As of 2016 there were 5,500 Foreclosures, an increase of 138% from the prior year 2015, and 2017-prior to Hurricane Maria there was an estimated 17,000 in the process of foreclosure; representative of 1.3% of the total housing. Post-hurricane Maria it is likely that land sales and Foreclosures will reach an all-time high, possibly breaching 50,000(4% of households) sales or more as damage is reviewed, and announced; and homeowners without insurance scramble to recoup what amounts they can.
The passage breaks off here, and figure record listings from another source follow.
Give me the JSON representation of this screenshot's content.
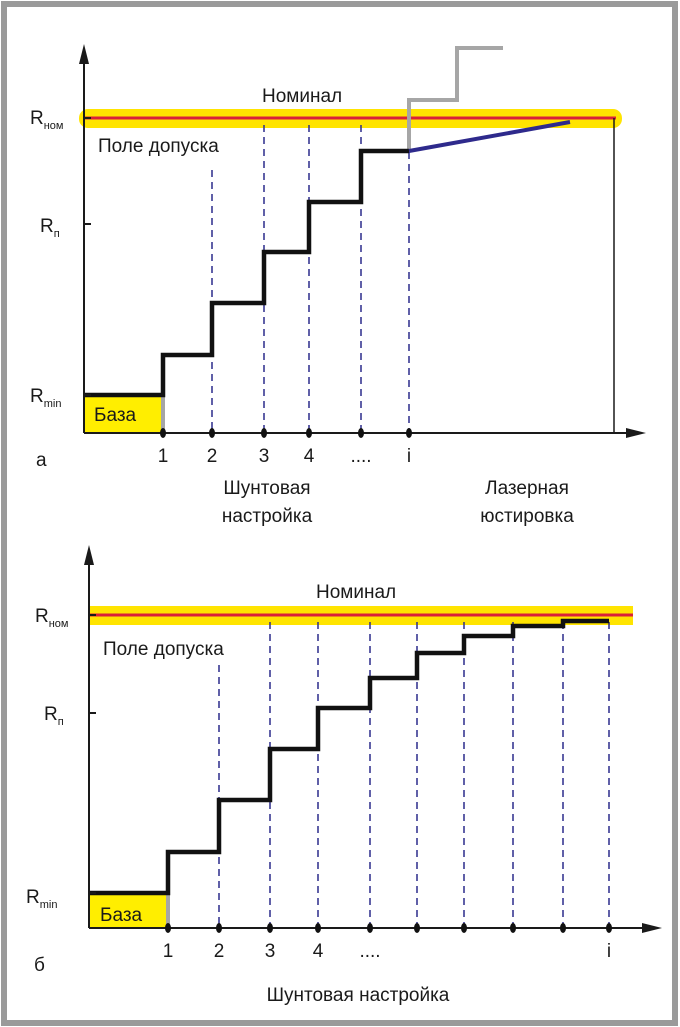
{
  "panel_a": {
    "panel_label": "а",
    "nominal_label": "Номинал",
    "tolerance_label": "Поле допуска",
    "base_label": "База",
    "y_labels": {
      "r_nom": "R",
      "r_nom_sub": "ном",
      "r_p": "R",
      "r_p_sub": "п",
      "r_min": "R",
      "r_min_sub": "min"
    },
    "x_ticks": [
      "1",
      "2",
      "3",
      "4",
      "....",
      "i"
    ],
    "shunt_label_line1": "Шунтовая",
    "shunt_label_line2": "настройка",
    "laser_label_line1": "Лазерная",
    "laser_label_line2": "юстировка"
  },
  "panel_b": {
    "panel_label": "б",
    "nominal_label": "Номинал",
    "tolerance_label": "Поле допуска",
    "base_label": "База",
    "y_labels": {
      "r_nom": "R",
      "r_nom_sub": "ном",
      "r_p": "R",
      "r_p_sub": "п",
      "r_min": "R",
      "r_min_sub": "min"
    },
    "x_ticks": [
      "1",
      "2",
      "3",
      "4",
      "....",
      "i"
    ],
    "shunt_label": "Шунтовая настройка"
  },
  "colors": {
    "frame": "#9a9a9a",
    "axis": "#1a1a1a",
    "step": "#111111",
    "nominal_band": "#ffe400",
    "nominal_line": "#d9203a",
    "dashed": "#2c2c8c",
    "laser": "#2e2a8c",
    "gray_step": "#a6a6a6",
    "base_fill": "#ffee00"
  }
}
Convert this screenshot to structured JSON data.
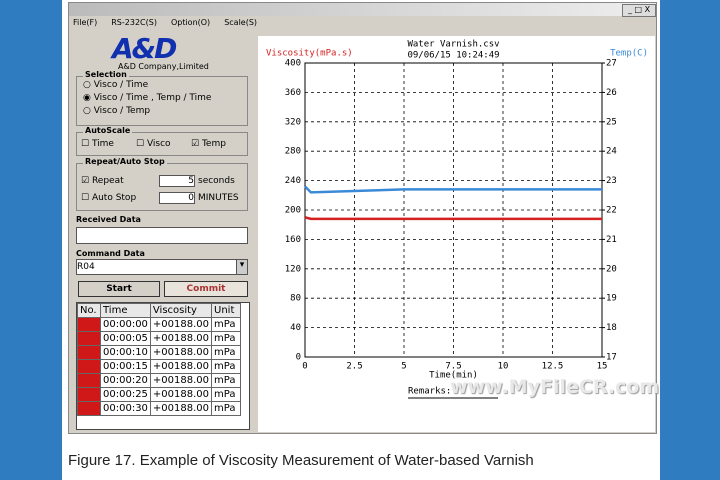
{
  "menu": [
    "File(F)",
    "RS-232C(S)",
    "Option(O)",
    "Scale(S)"
  ],
  "logo": {
    "brand": "A&D",
    "company": "A&D Company,Limited"
  },
  "selection": {
    "title": "Selection",
    "options": [
      "Visco / Time",
      "Visco / Time , Temp / Time",
      "Visco / Temp"
    ],
    "selected": 1
  },
  "autoscale": {
    "title": "AutoScale",
    "options": [
      "Time",
      "Visco",
      "Temp"
    ],
    "checked": [
      false,
      false,
      true
    ]
  },
  "repeat_auto_stop": {
    "title": "Repeat/Auto Stop",
    "repeat": {
      "label": "Repeat",
      "checked": true,
      "value": 5,
      "unit": "seconds"
    },
    "auto_stop": {
      "label": "Auto Stop",
      "checked": false,
      "value": 0,
      "unit": "MINUTES"
    }
  },
  "received_data": {
    "label": "Received Data"
  },
  "command_data": {
    "label": "Command Data",
    "value": "R04"
  },
  "buttons": [
    "Start",
    "Commit"
  ],
  "table": {
    "columns": [
      "No.",
      "Time",
      "Viscosity",
      "Unit"
    ],
    "rows": [
      [
        "00:00:00",
        "+00188.00",
        "mPa"
      ],
      [
        "00:00:05",
        "+00188.00",
        "mPa"
      ],
      [
        "00:00:10",
        "+00188.00",
        "mPa"
      ],
      [
        "00:00:15",
        "+00188.00",
        "mPa"
      ],
      [
        "00:00:20",
        "+00188.00",
        "mPa"
      ],
      [
        "00:00:25",
        "+00188.00",
        "mPa"
      ],
      [
        "00:00:30",
        "+00188.00",
        "mPa"
      ]
    ]
  },
  "chart_data": {
    "type": "line",
    "title": "Water Varnish.csv",
    "subtitle": "09/06/15  10:24:49",
    "x_label": "Time(min)",
    "y_label": "Viscosity(mPa.s)",
    "y2_label": "Temp(C)",
    "x": [
      0,
      0.3,
      5,
      15
    ],
    "series": [
      {
        "name": "Viscosity",
        "color": "#d42020",
        "values": [
          190,
          188,
          188,
          188
        ]
      },
      {
        "name": "Temp",
        "color": "#3a8ad8",
        "values": [
          22.8,
          22.6,
          22.7,
          22.7
        ],
        "axis": "y2"
      }
    ],
    "xlim": [
      0,
      15
    ],
    "xticks": [
      0,
      2.5,
      5,
      7.5,
      10,
      12.5,
      15
    ],
    "ylim": [
      0,
      400
    ],
    "yticks": [
      0,
      40,
      80,
      120,
      160,
      200,
      240,
      280,
      320,
      360,
      400
    ],
    "y2lim": [
      17,
      27
    ],
    "y2ticks": [
      17,
      18,
      19,
      20,
      21,
      22,
      23,
      24,
      25,
      26,
      27
    ],
    "grid": true,
    "remarks": "Remarks:"
  },
  "watermark": "www.MyFileCR.com",
  "caption": "Figure 17. Example of Viscosity Measurement of Water-based Varnish"
}
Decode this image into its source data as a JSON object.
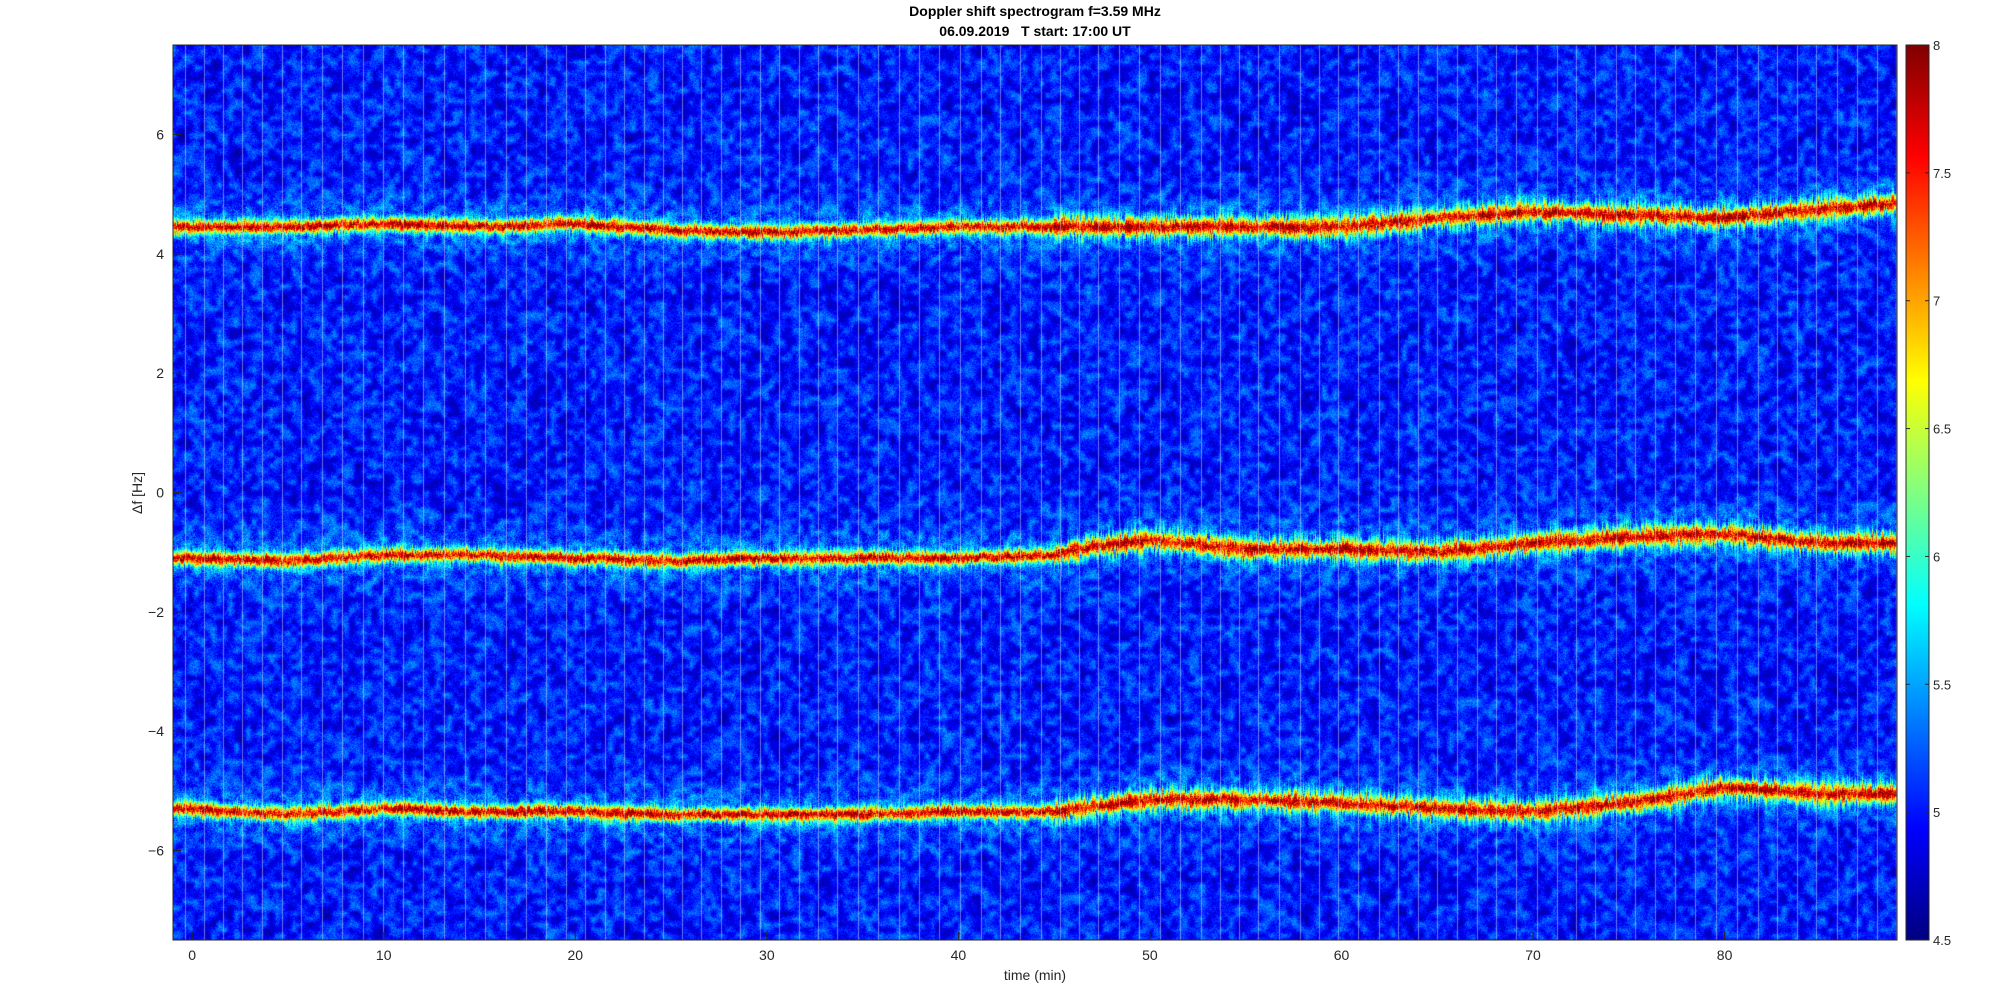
{
  "chart_data": {
    "type": "heatmap",
    "title": "Doppler shift spectrogram f=3.59 MHz",
    "subtitle": "06.09.2019   T start: 17:00 UT",
    "xlabel": "time (min)",
    "ylabel": "Δf [Hz]",
    "xlim": [
      -1,
      89
    ],
    "ylim": [
      -7.5,
      7.5
    ],
    "x_ticks": [
      0,
      10,
      20,
      30,
      40,
      50,
      60,
      70,
      80
    ],
    "y_ticks": [
      -6,
      -4,
      -2,
      0,
      2,
      4,
      6
    ],
    "colorbar": {
      "range": [
        4.5,
        8
      ],
      "ticks": [
        4.5,
        5,
        5.5,
        6,
        6.5,
        7,
        7.5,
        8
      ],
      "colormap": "jet"
    },
    "grid": false,
    "background_level": 5.0,
    "traces": [
      {
        "x": [
          0,
          5,
          10,
          15,
          20,
          25,
          30,
          35,
          40,
          45,
          50,
          55,
          60,
          65,
          70,
          75,
          80,
          85,
          89
        ],
        "y": [
          4.45,
          4.45,
          4.5,
          4.45,
          4.5,
          4.4,
          4.35,
          4.4,
          4.45,
          4.45,
          4.45,
          4.45,
          4.45,
          4.6,
          4.7,
          4.65,
          4.6,
          4.75,
          4.85
        ],
        "level": 7.8
      },
      {
        "x": [
          0,
          5,
          10,
          15,
          20,
          25,
          30,
          35,
          40,
          45,
          47,
          50,
          55,
          60,
          65,
          70,
          75,
          80,
          85,
          89
        ],
        "y": [
          -1.1,
          -1.15,
          -1.05,
          -1.05,
          -1.1,
          -1.15,
          -1.1,
          -1.1,
          -1.1,
          -1.05,
          -0.9,
          -0.8,
          -0.95,
          -0.95,
          -1.0,
          -0.85,
          -0.75,
          -0.7,
          -0.85,
          -0.85
        ],
        "level": 7.8
      },
      {
        "x": [
          0,
          5,
          10,
          15,
          20,
          25,
          30,
          35,
          40,
          45,
          50,
          55,
          60,
          65,
          70,
          75,
          80,
          85,
          89
        ],
        "y": [
          -5.3,
          -5.4,
          -5.3,
          -5.35,
          -5.35,
          -5.4,
          -5.4,
          -5.4,
          -5.35,
          -5.35,
          -5.15,
          -5.15,
          -5.2,
          -5.3,
          -5.35,
          -5.2,
          -4.95,
          -5.05,
          -5.05
        ],
        "level": 7.8
      }
    ]
  }
}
Long term it is likely that Puerto Rico’s GDP due to the above events, and continuingly developing damage reports will contract between an estimated 15-30% over the next 3-years largely in part due to complete loss of tourism, full disruption of Puerto Rico’s Service and Production Industries (51% GDP), as well as the $70B in debt Puerto Rico possesses largely due to Government Owned Corporations, and Bonds. It is our expectation that after which within 2-years of this period Puerto Rico will begin to recoup, as its services industry and Tourism industries likely return due to influx of foreign investment, and the continued efforts to rebuild.